The mental health of these veterans was known to have been, in various degrees, what a layman would term “fragile.” Special caution and prudence should have been invoked before exposing them to a drug study where by definition “unknown” factors might further damage their mental health.

Instead, the very VA physicians trusted to help the vets regain a more normal mental condition enticed the vets to join a game of mental-health roulette, while withholding critical information that would have permitted true “informed consent” to have been given.

Sir, this concludes my prepared statement. I stand ready to respond to any questions the committee members may offer.


Doc in VA Drug Study Scam May Get Jail
July 07, 2008
Knight Ridder

ALBANY -- Federal prosecutors want a former Stratton VA Medical Center oncologist to spend a year in prison for his role in a drug-research scandal that killed at least one veteran and victimized dozens more.

A year in jail is the maximum punishment that Dr. James A. Holland, 50, faces under his guilty plea last year to a misdemeanor charge in which he admitted failing to protect his patients from a rogue researcher who falsified medical records to enroll them in drug studies.

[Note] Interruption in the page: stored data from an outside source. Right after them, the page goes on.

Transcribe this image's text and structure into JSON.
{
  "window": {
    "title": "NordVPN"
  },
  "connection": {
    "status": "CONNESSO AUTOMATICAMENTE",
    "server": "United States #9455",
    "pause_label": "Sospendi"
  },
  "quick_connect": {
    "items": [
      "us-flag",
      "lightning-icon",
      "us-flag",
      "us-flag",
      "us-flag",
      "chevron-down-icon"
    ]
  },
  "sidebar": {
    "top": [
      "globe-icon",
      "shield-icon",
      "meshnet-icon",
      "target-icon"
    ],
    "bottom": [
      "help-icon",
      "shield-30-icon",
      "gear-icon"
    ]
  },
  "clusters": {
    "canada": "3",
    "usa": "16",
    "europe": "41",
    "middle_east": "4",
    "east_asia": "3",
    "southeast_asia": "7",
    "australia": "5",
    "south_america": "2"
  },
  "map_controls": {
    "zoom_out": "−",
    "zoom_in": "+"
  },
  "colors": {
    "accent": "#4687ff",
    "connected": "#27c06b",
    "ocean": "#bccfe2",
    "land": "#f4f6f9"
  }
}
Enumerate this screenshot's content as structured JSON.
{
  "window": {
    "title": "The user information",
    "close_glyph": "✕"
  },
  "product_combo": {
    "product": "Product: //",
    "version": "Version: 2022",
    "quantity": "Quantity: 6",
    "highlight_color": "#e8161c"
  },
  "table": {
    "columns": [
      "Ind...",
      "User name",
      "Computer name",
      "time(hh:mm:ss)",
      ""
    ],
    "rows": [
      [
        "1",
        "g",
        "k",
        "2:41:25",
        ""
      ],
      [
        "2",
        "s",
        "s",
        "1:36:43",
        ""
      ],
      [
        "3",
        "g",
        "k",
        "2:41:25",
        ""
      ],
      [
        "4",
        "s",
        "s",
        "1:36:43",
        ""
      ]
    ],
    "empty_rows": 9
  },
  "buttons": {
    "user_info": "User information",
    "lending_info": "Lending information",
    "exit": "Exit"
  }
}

Holland's sentencing had been scheduled to take place in May, but was delayed as federal prosecutors and his attorney have made formal arguments about what punishment he should face. A new sentencing date has not been set.

"This crime was committed over a three-year period, with many obviously altered documents involving a large number of cancer patients needing careful attention because of the gravity of their conditions," assistant U.S. Attorney Grant C. Jaquith wrote in a memorandum to U.S. District Senior Judge Frederick J. Scullin, Jr.

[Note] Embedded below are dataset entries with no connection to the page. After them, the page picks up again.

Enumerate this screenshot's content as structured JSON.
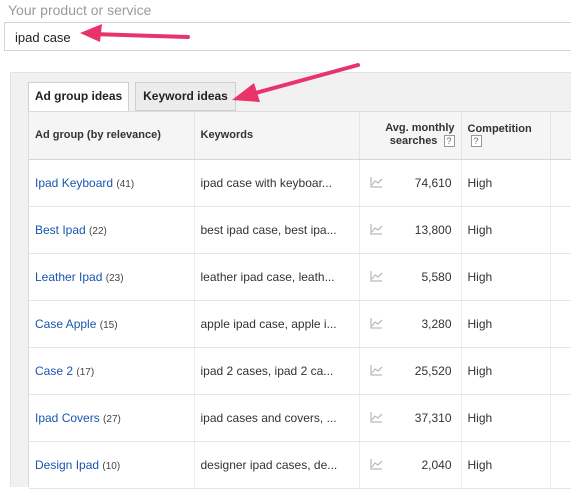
{
  "search": {
    "label": "Your product or service",
    "value": "ipad case"
  },
  "tabs": [
    {
      "label": "Ad group ideas",
      "active": true
    },
    {
      "label": "Keyword ideas",
      "active": false
    }
  ],
  "table": {
    "headers": {
      "group": "Ad group (by relevance)",
      "keywords": "Keywords",
      "searches_line1": "Avg. monthly",
      "searches_line2": "searches",
      "competition": "Competition",
      "help": "?"
    },
    "rows": [
      {
        "group": "Ipad Keyboard",
        "count": "(41)",
        "keywords": "ipad case with keyboar...",
        "searches": "74,610",
        "competition": "High"
      },
      {
        "group": "Best Ipad",
        "count": "(22)",
        "keywords": "best ipad case, best ipa...",
        "searches": "13,800",
        "competition": "High"
      },
      {
        "group": "Leather Ipad",
        "count": "(23)",
        "keywords": "leather ipad case, leath...",
        "searches": "5,580",
        "competition": "High"
      },
      {
        "group": "Case Apple",
        "count": "(15)",
        "keywords": "apple ipad case, apple i...",
        "searches": "3,280",
        "competition": "High"
      },
      {
        "group": "Case 2",
        "count": "(17)",
        "keywords": "ipad 2 cases, ipad 2 ca...",
        "searches": "25,520",
        "competition": "High"
      },
      {
        "group": "Ipad Covers",
        "count": "(27)",
        "keywords": "ipad cases and covers, ...",
        "searches": "37,310",
        "competition": "High"
      },
      {
        "group": "Design Ipad",
        "count": "(10)",
        "keywords": "designer ipad cases, de...",
        "searches": "2,040",
        "competition": "High"
      }
    ]
  },
  "colors": {
    "link": "#1a55b0",
    "annotation_arrow": "#e8336b"
  },
  "icons": {
    "trend": "trend-chart-icon",
    "help": "help-icon"
  }
}
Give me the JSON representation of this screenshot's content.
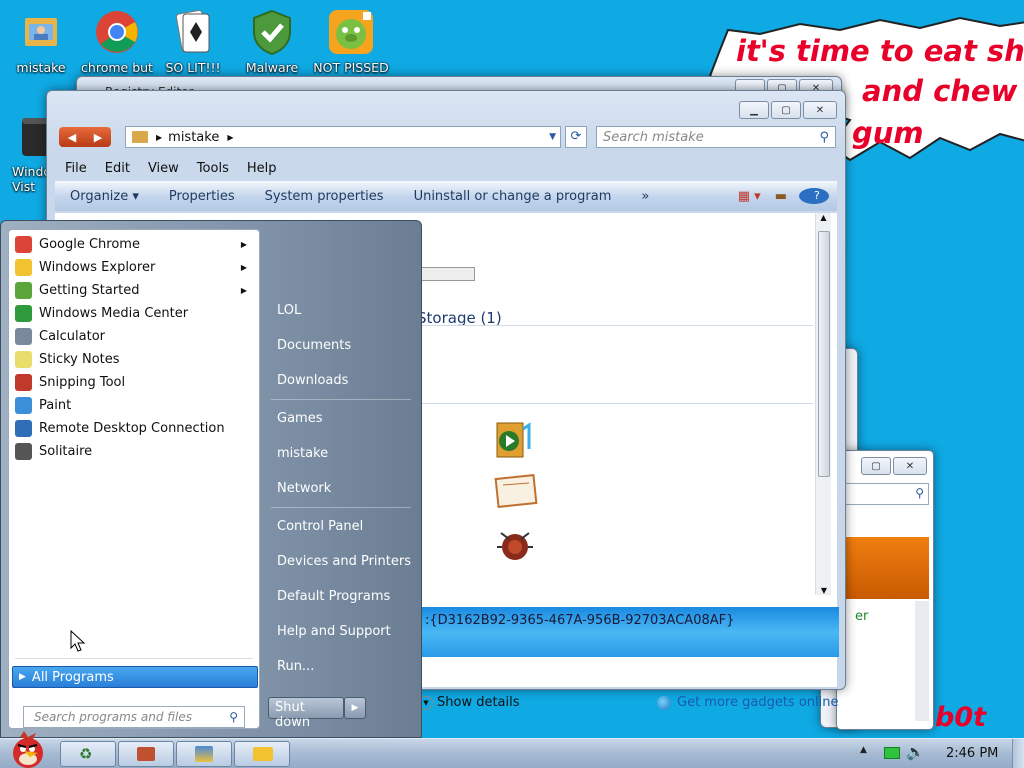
{
  "desktop_icons": [
    {
      "label": "mistake",
      "icon": "user-folder-icon"
    },
    {
      "label": "chrome but",
      "icon": "chrome-icon"
    },
    {
      "label": "SO LIT!!!",
      "icon": "solitaire-icon"
    },
    {
      "label": "Malware",
      "icon": "shield-check-icon"
    },
    {
      "label": "NOT PISSED",
      "icon": "angry-pig-icon"
    },
    {
      "label": "Windo Vist",
      "icon": "recycle-bin-icon"
    }
  ],
  "speech_bubble": {
    "lines": [
      "it's time to eat shit",
      "and chew",
      "gum"
    ]
  },
  "background_windows": {
    "registry_title": "Registry Editor",
    "status_text": ":{D3162B92-9365-467A-956B-92703ACA08AF}",
    "content_partial": "Storage (1)",
    "show_details": "Show details",
    "get_gadgets": "Get more gadgets online",
    "bot_text": "b0t",
    "er_text": "er"
  },
  "explorer": {
    "address_path": "mistake",
    "search_placeholder": "Search mistake",
    "menu": [
      "File",
      "Edit",
      "View",
      "Tools",
      "Help"
    ],
    "commands": [
      "Organize ▾",
      "Properties",
      "System properties",
      "Uninstall or change a program",
      "»"
    ]
  },
  "start_menu": {
    "programs": [
      {
        "label": "Google Chrome",
        "icon": "chrome-icon",
        "submenu": true,
        "color": "#db4437"
      },
      {
        "label": "Windows Explorer",
        "icon": "folder-icon",
        "submenu": true,
        "color": "#f2c230"
      },
      {
        "label": "Getting Started",
        "icon": "windows-flag-icon",
        "submenu": true,
        "color": "#5aa63b"
      },
      {
        "label": "Windows Media Center",
        "icon": "media-center-icon",
        "submenu": false,
        "color": "#2e9a3c"
      },
      {
        "label": "Calculator",
        "icon": "calculator-icon",
        "submenu": false,
        "color": "#7a8a9c"
      },
      {
        "label": "Sticky Notes",
        "icon": "sticky-notes-icon",
        "submenu": false,
        "color": "#e9de6b"
      },
      {
        "label": "Snipping Tool",
        "icon": "scissors-icon",
        "submenu": false,
        "color": "#c0392b"
      },
      {
        "label": "Paint",
        "icon": "paint-icon",
        "submenu": false,
        "color": "#3b8fd8"
      },
      {
        "label": "Remote Desktop Connection",
        "icon": "remote-desktop-icon",
        "submenu": false,
        "color": "#2f6db5"
      },
      {
        "label": "Solitaire",
        "icon": "cards-icon",
        "submenu": false,
        "color": "#555555"
      }
    ],
    "all_programs": "All Programs",
    "search_placeholder": "Search programs and files",
    "right_items": [
      "LOL",
      "Documents",
      "Downloads",
      "Games",
      "mistake",
      "Network",
      "Control Panel",
      "Devices and Printers",
      "Default Programs",
      "Help and Support",
      "Run..."
    ],
    "shutdown": "Shut down"
  },
  "taskbar": {
    "start_icon": "angry-bird-icon",
    "clock": "2:46 PM"
  },
  "colors": {
    "desktop": "#0fa9e4",
    "bubble_text": "#e8002a",
    "selected_item": "#3a97e3"
  }
}
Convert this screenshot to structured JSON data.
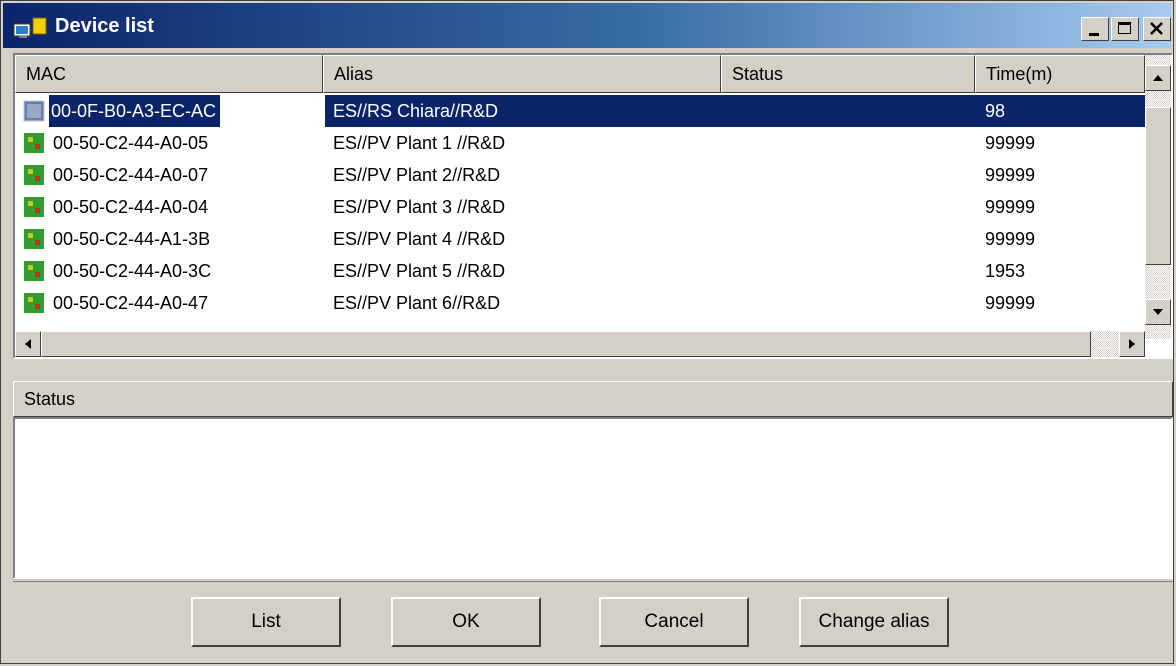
{
  "window": {
    "title": "Device list"
  },
  "columns": [
    {
      "label": "MAC"
    },
    {
      "label": "Alias"
    },
    {
      "label": "Status"
    },
    {
      "label": "Time(m)"
    }
  ],
  "devices": [
    {
      "mac": "00-0F-B0-A3-EC-AC",
      "alias": "ES//RS Chiara//R&D",
      "status": "",
      "time": "98",
      "selected": true,
      "icon": "generic-device-icon"
    },
    {
      "mac": "00-50-C2-44-A0-05",
      "alias": "ES//PV Plant 1 //R&D",
      "status": "",
      "time": "99999",
      "icon": "green-device-icon"
    },
    {
      "mac": "00-50-C2-44-A0-07",
      "alias": "ES//PV Plant 2//R&D",
      "status": "",
      "time": "99999",
      "icon": "green-device-icon"
    },
    {
      "mac": "00-50-C2-44-A0-04",
      "alias": "ES//PV Plant 3 //R&D",
      "status": "",
      "time": "99999",
      "icon": "green-device-icon"
    },
    {
      "mac": "00-50-C2-44-A1-3B",
      "alias": "ES//PV Plant 4 //R&D",
      "status": "",
      "time": "99999",
      "icon": "green-device-icon"
    },
    {
      "mac": "00-50-C2-44-A0-3C",
      "alias": "ES//PV Plant 5 //R&D",
      "status": "",
      "time": "1953",
      "icon": "green-device-icon"
    },
    {
      "mac": "00-50-C2-44-A0-47",
      "alias": "ES//PV Plant 6//R&D",
      "status": "",
      "time": "99999",
      "icon": "green-device-icon"
    }
  ],
  "status_panel": {
    "label": "Status",
    "text": ""
  },
  "buttons": {
    "list": "List",
    "ok": "OK",
    "cancel": "Cancel",
    "change_alias": "Change alias"
  },
  "colors": {
    "title_start": "#0a246a",
    "title_end": "#a6caf0",
    "selection": "#0a246a",
    "face": "#d4d0c8",
    "device_green": "#2e9e2e"
  }
}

Jaquith argues in court papers that the high number of victims and significant financial losses to the drug companies and Department of Veterans Affairs warrants a maximum prison term.

Holland has placed blame for the scandal on Paul H. Kornak, 56, a former research coordinator at Stratton who posed as a doctor while advising patients and their families on life-or-death medical decisions. Kornak had a felony criminal record for lying on a medical license application when he was hired at Stratton. He never finished medical school and falsified his college transcripts to get there, records show.

Kornak was sentenced in November 2005 to a six-year prison term for his guilty plea to felony counts of mail fraud and negligent homicide in connection with the death of James J. DiGeorgio, a 71-year-old Air Force veteran from Brunswick.

Another 64 veterans were harmed by the forgeries, which involved manipulating their medical backgrounds so they would qualify for drug studies that were lucrative for the hospital and had furthered the researchers' careers.

Federal authorities claim the research violations took place over about three years, beginning in May 1999. But VA workers have said the cancer program's problems, including the endangering of patients, stretched back years and involved other researchers.

Kornak blamed his actions on hospital officials, including Holland, claiming they urged him to enroll as many patients as possible in drug studies.

Gaspar M. Castillo, Holland's attorney, has cast Holland as a victim of Kornak and blames hospital administrators who allowed Kornak to masquerade as a physician.

"The defendant assumed, and it was reasonable for him to have assumed, that the VA had conducted appropriate background checks of Mr. Kornak," Castillo wrote last month in a letter to Scullin. Holland's guilty plea in April 2007 has not derailed his medical career. He works for a cancer program at Archbold Medical Center in Thomasville, Ga.

Holland and Kornak were fired by the hospital in 2002 after a private drug company investigator noticed problems with the medical records of patients. Authorities have never offered a clear motive for the forgeries.

A Times Union investigation found that Stratton's cancer research program was the target of internal complaints dating to the mid-1990s. Hospital staffers said they were harshly retaliated against for warning hospital administrators as early as 1994 that cancer patients were being placed at risk and being enrolled in drug studies without signing consent forms indicating they knew the risks.